Say what propagation approach [3] was used.
Describe checks and sensitivity analyses employed.
Express answers (whether distributions, bounds or bounds on distributions) graphically.
Answer the “so what?” questions.
Speak to the specific concerns of the manager or the public.
Explain the import of the results obtained.
Quantitatively characterize the robustness of the conclusions.
Admit what you didn’t know.
Although such honesty can sometimes engender mistrust, it is the only sustainable approach.
Always ask the audience for help and avoid suggesting you know best.
[1] The earliest EPA guidance was abstract and written more like the guiding principles one finds in a constitution than detailed statements common in regulatory guidance today. For instance, the original discussion within EPA of the two-stage framework for cancer risk assessment, which preceded any other agency's consideration, is recounted in (Albert et al. 1977).
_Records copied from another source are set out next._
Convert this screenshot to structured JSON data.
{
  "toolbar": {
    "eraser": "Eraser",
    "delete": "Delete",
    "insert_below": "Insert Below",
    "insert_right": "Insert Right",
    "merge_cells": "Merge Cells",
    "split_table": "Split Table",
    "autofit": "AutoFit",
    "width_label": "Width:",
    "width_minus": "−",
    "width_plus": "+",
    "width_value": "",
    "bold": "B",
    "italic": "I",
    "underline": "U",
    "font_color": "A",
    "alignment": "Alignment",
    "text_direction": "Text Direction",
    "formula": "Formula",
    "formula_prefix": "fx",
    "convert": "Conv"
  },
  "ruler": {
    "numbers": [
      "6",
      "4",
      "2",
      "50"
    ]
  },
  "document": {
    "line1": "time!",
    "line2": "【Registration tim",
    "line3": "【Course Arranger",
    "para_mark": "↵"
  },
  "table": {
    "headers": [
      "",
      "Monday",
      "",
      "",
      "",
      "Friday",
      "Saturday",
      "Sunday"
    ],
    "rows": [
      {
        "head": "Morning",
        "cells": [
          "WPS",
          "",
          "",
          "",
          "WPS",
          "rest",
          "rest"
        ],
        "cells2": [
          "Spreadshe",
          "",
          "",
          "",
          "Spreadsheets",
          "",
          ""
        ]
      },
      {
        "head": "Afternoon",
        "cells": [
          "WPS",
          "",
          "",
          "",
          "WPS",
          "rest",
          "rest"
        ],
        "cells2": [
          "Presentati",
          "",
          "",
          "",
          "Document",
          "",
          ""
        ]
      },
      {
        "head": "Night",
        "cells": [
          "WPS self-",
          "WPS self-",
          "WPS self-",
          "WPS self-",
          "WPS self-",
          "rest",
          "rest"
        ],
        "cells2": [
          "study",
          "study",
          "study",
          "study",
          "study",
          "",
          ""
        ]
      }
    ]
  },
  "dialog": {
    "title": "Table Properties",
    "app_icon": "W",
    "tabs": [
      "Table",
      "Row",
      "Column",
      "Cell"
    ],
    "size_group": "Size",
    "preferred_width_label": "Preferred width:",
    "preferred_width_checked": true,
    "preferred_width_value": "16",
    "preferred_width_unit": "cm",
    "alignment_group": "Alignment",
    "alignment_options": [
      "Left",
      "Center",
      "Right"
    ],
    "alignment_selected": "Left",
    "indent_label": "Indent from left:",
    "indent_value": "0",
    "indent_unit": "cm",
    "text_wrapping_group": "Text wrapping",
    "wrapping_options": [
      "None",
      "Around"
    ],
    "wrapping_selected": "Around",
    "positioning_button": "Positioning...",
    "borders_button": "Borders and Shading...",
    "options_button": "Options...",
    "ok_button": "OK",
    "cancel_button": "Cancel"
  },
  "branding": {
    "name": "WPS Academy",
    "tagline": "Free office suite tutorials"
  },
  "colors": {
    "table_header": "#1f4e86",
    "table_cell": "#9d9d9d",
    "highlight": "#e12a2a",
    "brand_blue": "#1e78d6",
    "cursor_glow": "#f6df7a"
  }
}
The guidelines were published in their entirety in the Federal Register in 1976.
[2] Project uncertainty in a risk estimate, explore possible remediation strategies, choose among management strategies, calculate a cleanup goal (remediation target), evaluate compliance to some risk goal or criterion, determine how best to allocate future empirical efforts, calibrate or validate a model for use elsewhere, etc.
[3] Probability theory (Monte Carlo simulation or analytical derivation), interval analysis / worst-case analysis, possibility theory / fuzzy arithmetic, probability bounds analysis / Dempster-Shafer theory / evidence theory / random sets, imprecise probabilities, combination or hybrid methods, etc.